Dayı şaşırdı. İlker suratının kontrolsüzce kendisini ele vermesinden nefret etti. Hızlıca bir omuz silkip sakinliğini koruyarak, “neden kendi ırkını öldürmesi için bir kedi satarsın ki,” dedi. Ses tonunu adam etmişti. Kontrollü ve sadece saf bir merak vardı; cahil ve her şeyi anlamak isteyip hiçbir şeyi bilmeyen o köylü sesini dışladığı için kendini kutladı.
“Uzun hikâye ihtiyar,” dedi fare. Dayı kıpkırmızı oldu. Yaşlı olmadığını biliyordu, yaşlı değildi ve bu ukala, ihtiyar demişti kendisine.

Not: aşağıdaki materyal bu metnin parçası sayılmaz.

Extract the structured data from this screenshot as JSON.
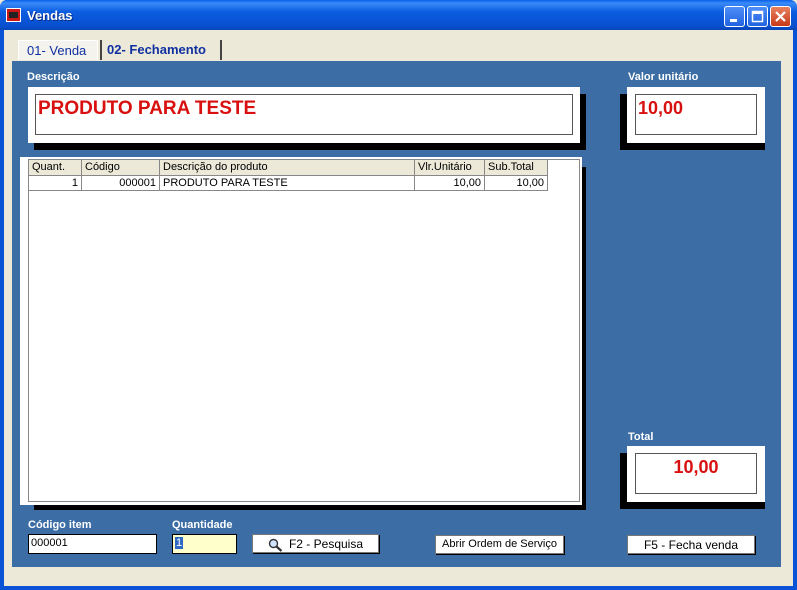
{
  "window": {
    "title": "Vendas"
  },
  "tabs": [
    {
      "label": "01- Venda"
    },
    {
      "label": "02- Fechamento"
    }
  ],
  "descricao": {
    "label": "Descrição",
    "value": "PRODUTO PARA TESTE"
  },
  "valor_unitario": {
    "label": "Valor unitário",
    "value": "10,00"
  },
  "total": {
    "label": "Total",
    "value": "10,00"
  },
  "grid": {
    "columns": [
      "Quant.",
      "Código",
      "Descrição do produto",
      "Vlr.Unitário",
      "Sub.Total"
    ],
    "rows": [
      {
        "quant": "1",
        "codigo": "000001",
        "descricao": "PRODUTO PARA TESTE",
        "vlr_unitario": "10,00",
        "sub_total": "10,00"
      }
    ]
  },
  "codigo_item": {
    "label": "Código item",
    "value": "000001"
  },
  "quantidade": {
    "label": "Quantidade",
    "value": "1"
  },
  "buttons": {
    "pesquisa": "F2 - Pesquisa",
    "ordem_servico": "Abrir Ordem de Serviço",
    "fecha_venda": "F5 - Fecha venda"
  },
  "colors": {
    "value_red": "#d81010",
    "panel_blue": "#3c6ea5",
    "titlebar_blue": "#0a52d6"
  }
}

Sinirle utancını bir kenara atıp hırkasında sigara paketini çıkartıp yaktı bir dal. Bu fareye haddini bildirecekti. Bunu kafasına koydu dayı. “Benim zamanım var,” dedi aşağılayıcı bir gülümsemeyle. En azından kendisi öyle olduğunu düşündü.

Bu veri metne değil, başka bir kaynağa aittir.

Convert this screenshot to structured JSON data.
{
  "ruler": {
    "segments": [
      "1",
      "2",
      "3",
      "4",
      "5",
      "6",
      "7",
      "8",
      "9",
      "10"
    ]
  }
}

Fare de gülümsemeyle karşılık verdi. Pahalı purosunda duman çıkardı. Kedi kafeste tısladı. Kafese bir tekme salladı. Kedi sindi. İnsanlar üzerine perde yapan pazar çadırlarının altından güneşten kaçınıyor, karılarının seçtikleri elmaları, biberleri ve limonların fiyatlarını umursamadan ceplerindeki zamanlarını akıtıyorlardı. Bazıları tezgâhın önünde dikilen dayıya çarpmamak için içgüdüsel hamleler sergileyip ardından fısıltıyla küfürler salıyorlardı.

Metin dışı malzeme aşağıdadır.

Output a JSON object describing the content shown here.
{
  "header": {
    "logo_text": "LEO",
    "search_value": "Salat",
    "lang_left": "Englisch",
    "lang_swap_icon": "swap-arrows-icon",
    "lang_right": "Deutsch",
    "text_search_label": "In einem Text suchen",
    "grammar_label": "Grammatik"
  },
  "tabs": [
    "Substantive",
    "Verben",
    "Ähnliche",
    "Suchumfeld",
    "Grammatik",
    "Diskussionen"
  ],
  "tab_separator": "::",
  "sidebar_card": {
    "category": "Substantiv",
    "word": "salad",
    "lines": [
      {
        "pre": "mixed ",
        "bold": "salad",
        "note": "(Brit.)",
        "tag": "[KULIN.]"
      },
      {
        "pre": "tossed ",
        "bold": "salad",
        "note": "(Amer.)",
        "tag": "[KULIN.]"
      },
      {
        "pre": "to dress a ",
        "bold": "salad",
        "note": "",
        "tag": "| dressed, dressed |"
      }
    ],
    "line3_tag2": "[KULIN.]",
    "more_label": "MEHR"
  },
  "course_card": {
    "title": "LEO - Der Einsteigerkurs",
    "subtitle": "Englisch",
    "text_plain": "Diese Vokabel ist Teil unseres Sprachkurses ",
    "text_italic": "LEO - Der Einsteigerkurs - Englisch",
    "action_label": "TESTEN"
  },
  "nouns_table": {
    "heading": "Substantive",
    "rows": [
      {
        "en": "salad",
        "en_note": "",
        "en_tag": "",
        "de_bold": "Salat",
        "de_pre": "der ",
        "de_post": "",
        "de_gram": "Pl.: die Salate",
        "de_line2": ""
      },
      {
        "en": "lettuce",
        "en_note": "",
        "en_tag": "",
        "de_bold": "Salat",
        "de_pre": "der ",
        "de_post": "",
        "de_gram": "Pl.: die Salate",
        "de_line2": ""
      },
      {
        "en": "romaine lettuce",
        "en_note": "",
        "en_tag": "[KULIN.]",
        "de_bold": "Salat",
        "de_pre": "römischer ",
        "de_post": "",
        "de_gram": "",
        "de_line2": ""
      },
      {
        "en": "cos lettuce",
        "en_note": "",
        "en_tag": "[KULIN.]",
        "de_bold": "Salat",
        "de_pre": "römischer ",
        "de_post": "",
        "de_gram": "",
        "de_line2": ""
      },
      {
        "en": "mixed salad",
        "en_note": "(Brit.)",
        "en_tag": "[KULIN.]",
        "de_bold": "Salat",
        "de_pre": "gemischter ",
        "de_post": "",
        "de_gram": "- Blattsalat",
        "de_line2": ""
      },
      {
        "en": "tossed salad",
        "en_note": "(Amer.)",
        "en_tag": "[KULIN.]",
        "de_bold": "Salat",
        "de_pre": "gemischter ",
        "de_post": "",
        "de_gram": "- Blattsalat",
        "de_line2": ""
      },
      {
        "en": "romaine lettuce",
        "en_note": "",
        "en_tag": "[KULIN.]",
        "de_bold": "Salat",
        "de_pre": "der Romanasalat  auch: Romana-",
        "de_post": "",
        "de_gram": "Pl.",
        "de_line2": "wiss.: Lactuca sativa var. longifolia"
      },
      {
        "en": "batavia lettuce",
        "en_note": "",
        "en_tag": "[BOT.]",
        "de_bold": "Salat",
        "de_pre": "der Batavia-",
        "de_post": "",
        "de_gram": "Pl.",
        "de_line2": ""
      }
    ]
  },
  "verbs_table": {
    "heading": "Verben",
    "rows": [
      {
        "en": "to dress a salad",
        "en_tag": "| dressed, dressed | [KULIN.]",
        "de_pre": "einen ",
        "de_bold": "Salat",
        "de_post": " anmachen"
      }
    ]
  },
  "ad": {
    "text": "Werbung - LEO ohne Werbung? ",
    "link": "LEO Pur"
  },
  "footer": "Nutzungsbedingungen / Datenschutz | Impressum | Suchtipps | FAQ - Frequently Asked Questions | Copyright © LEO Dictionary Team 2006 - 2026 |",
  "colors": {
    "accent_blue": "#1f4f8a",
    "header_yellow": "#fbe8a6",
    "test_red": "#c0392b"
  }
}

“Ben küçükken ailemi kediler öldürdü. Hayır öldürmedi. Parçalayıp katlettiler. O gece ne komşularımız yardım etti ne de kendi kanımdaki fareler ağıtıma katıldılar. Her şey ben ağlarken oldu ve kimse yoktu ihtiyar,” dedi fare. Sonunda purosunun ucunu kesip iç cebine yolladı. Gözleri kısık, sesine demir gibi bir ahenkle ekledi. “Bu yüzdendir ki kedilere nefrettim. O ukala şeylerin tatlılığından edip azgın dişlerinden faydalanıyorum. Yardıma gelmeyen, beni satan farelerin leşlerini görmek içinde satıyorum. Anlıyor musun?”
Dayı, farenin hikayesini bitirdiğinde yaktığı sigarasının yarısına bile gelmemişti. Bir an bu duygusal ve kısa hikâyeyle kendisi ile dalga geçildiğini düşündü. Uzun bir hikâye he! Tepesi atmıştı. Ne fareye empati besledi ne de zavallı kedinin tıslamaları sinirini bozdu. Sadece uzun dediği hikayesini, sigarasının yarısına gelene kadar bittiği için fareden dehşet nefret etti. Mektepli olmadığı için babasına sövdü. Onurunu ve egosunu ayaklar altına alan fareyi oracıkta, tabanlarının arasında kanlar içinde görmek için neler vermezdi.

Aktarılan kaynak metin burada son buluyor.